THEISM

Chapter VI.

THE FAILURE OF THEISTIC ARGUMENTS

§ 1. Preliminary Remarks.

Our next task is to study the arguments for theism. Under these may be ranged—the cosmological argument, which concludes that there must be one eternal, unconditioned, self-existent cause; the teleological[1] argument, which concludes that nature’s first cause must be an intelligence; and the ethical argument—the proof from the moral order and conscience—which concludes that the supreme intelligence must be a moral, a beneficent being. To these may be added the argument from religious experience.

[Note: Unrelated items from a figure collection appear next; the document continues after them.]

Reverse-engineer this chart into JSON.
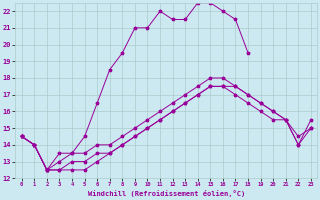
{
  "background_color": "#cce8f0",
  "grid_color": "#aacccc",
  "line_color": "#990099",
  "xlim": [
    -0.5,
    23.5
  ],
  "ylim": [
    12,
    22.5
  ],
  "xticks": [
    0,
    1,
    2,
    3,
    4,
    5,
    6,
    7,
    8,
    9,
    10,
    11,
    12,
    13,
    14,
    15,
    16,
    17,
    18,
    19,
    20,
    21,
    22,
    23
  ],
  "yticks": [
    12,
    13,
    14,
    15,
    16,
    17,
    18,
    19,
    20,
    21,
    22
  ],
  "xlabel": "Windchill (Refroidissement éolien,°C)",
  "line1_x": [
    0,
    1,
    2,
    3,
    4,
    5,
    6,
    7,
    8,
    9,
    10,
    11,
    12,
    13,
    14,
    15,
    16,
    17,
    18
  ],
  "line1_y": [
    14.5,
    14.0,
    12.5,
    13.5,
    13.5,
    14.5,
    16.5,
    18.5,
    19.5,
    21.0,
    21.0,
    22.0,
    21.5,
    21.5,
    22.5,
    22.5,
    22.0,
    21.5,
    19.5
  ],
  "line2_x": [
    0,
    1,
    2,
    3,
    4,
    5,
    6,
    7,
    8,
    9,
    10,
    11,
    12,
    13,
    14,
    15,
    16,
    17,
    18,
    19,
    20,
    21,
    22,
    23
  ],
  "line2_y": [
    14.5,
    14.0,
    12.5,
    13.0,
    13.5,
    13.5,
    14.0,
    14.0,
    14.5,
    15.0,
    15.5,
    16.0,
    16.5,
    17.0,
    17.5,
    18.0,
    18.0,
    17.5,
    17.0,
    16.5,
    16.0,
    15.5,
    14.0,
    15.5
  ],
  "line3_x": [
    0,
    1,
    2,
    3,
    4,
    5,
    6,
    7,
    8,
    9,
    10,
    11,
    12,
    13,
    14,
    15,
    16,
    17,
    18,
    19,
    20,
    21,
    22,
    23
  ],
  "line3_y": [
    14.5,
    14.0,
    12.5,
    12.5,
    13.0,
    13.0,
    13.5,
    13.5,
    14.0,
    14.5,
    15.0,
    15.5,
    16.0,
    16.5,
    17.0,
    17.5,
    17.5,
    17.5,
    17.0,
    16.5,
    16.0,
    15.5,
    14.0,
    15.0
  ],
  "line4_x": [
    0,
    1,
    2,
    3,
    4,
    5,
    6,
    7,
    8,
    9,
    10,
    11,
    12,
    13,
    14,
    15,
    16,
    17,
    18,
    19,
    20,
    21,
    22,
    23
  ],
  "line4_y": [
    14.5,
    14.0,
    12.5,
    12.5,
    12.5,
    12.5,
    13.0,
    13.5,
    14.0,
    14.5,
    15.0,
    15.5,
    16.0,
    16.5,
    17.0,
    17.5,
    17.5,
    17.0,
    16.5,
    16.0,
    15.5,
    15.5,
    14.5,
    15.0
  ]
}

THEISM, AND WHO ARE THEISTS.

First a word about theism. Theism is belief in the existence of a God as the creator and ruler of the universe. It assumes a living relation of God to his creatures, but does not define it. Although Θεός and Deus are equivalent, theism has come to be distinguished from deism. The latter, according to some theologians, while equally opposed to atheism, denies or ignores the personality of God, and therefore denies[2] Christianity. Theism, on the contrary, underlies Christianity. Accordingly, in considering the truth or untruth of Christianity, we are concerned only with theism. However, it should be borne in mind that, although a man cannot be a Christian without being a Theist, he may be, and very often is in these days, a Theist without being a Christian. Of the cultured men who think they can still lay claim to the name of Christian, the bulk are, in point of fact, non-Christian Theists. Some of these quiet their conscience by the thought that they are still preserving a “reverent agnosticism” with regard to Christian dogmas; while certain anti-Haeckelites of the type of Professor E. Armitage (who urges scientific men to “remember that we only know appearances, and that whenever we affirm anything about what lies behind appearances we are making hazardous inferences”[3]) do not seem to be aware that they are adherents of one of the fundamental principles of agnosticism.

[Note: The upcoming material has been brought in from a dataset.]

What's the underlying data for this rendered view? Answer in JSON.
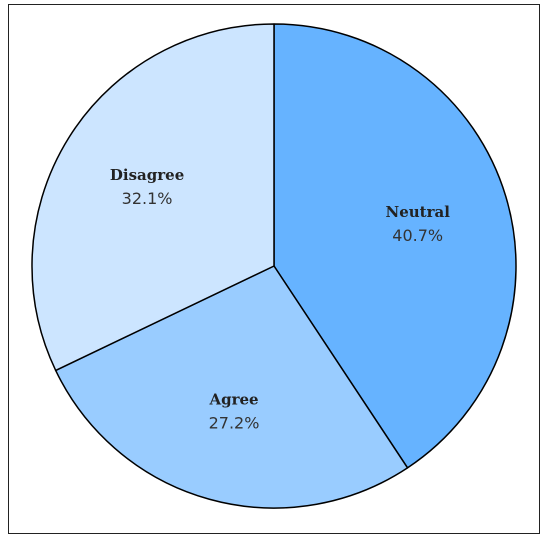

Theism in its modern Unitarian form is the creed of many of the most cultured and most religious minds of our time, alike in Europe and America; and it has also signally shown its power in contemporary India. Before I left the latter country a few years ago, I had an interesting discussion with one of the leading spirits of the Brahmo Samaj movement, and, in answer to my queries, he replied that it was with the Unitarians that he and his fellow thinkers were most in sympathy, and that they were never likely to turn Christians. This Unitarian theism, it may be remarked, is often seen to approximate to, or become absorbed into, pantheism or agnosticism. But it is not of Unitarians that I would speak so much as of the man who calls and often thinks himself a Christian proper, notwithstanding the admission that the Christian dogmas may be partially or wholly false. This misconception of “What it is to be a Christian”[4] is one of the many that tend to confuse and delay a straight reply to the question, “Is Christianity true?” Having digested these prefatory remarks, let us now proceed to consider the Theistic arguments.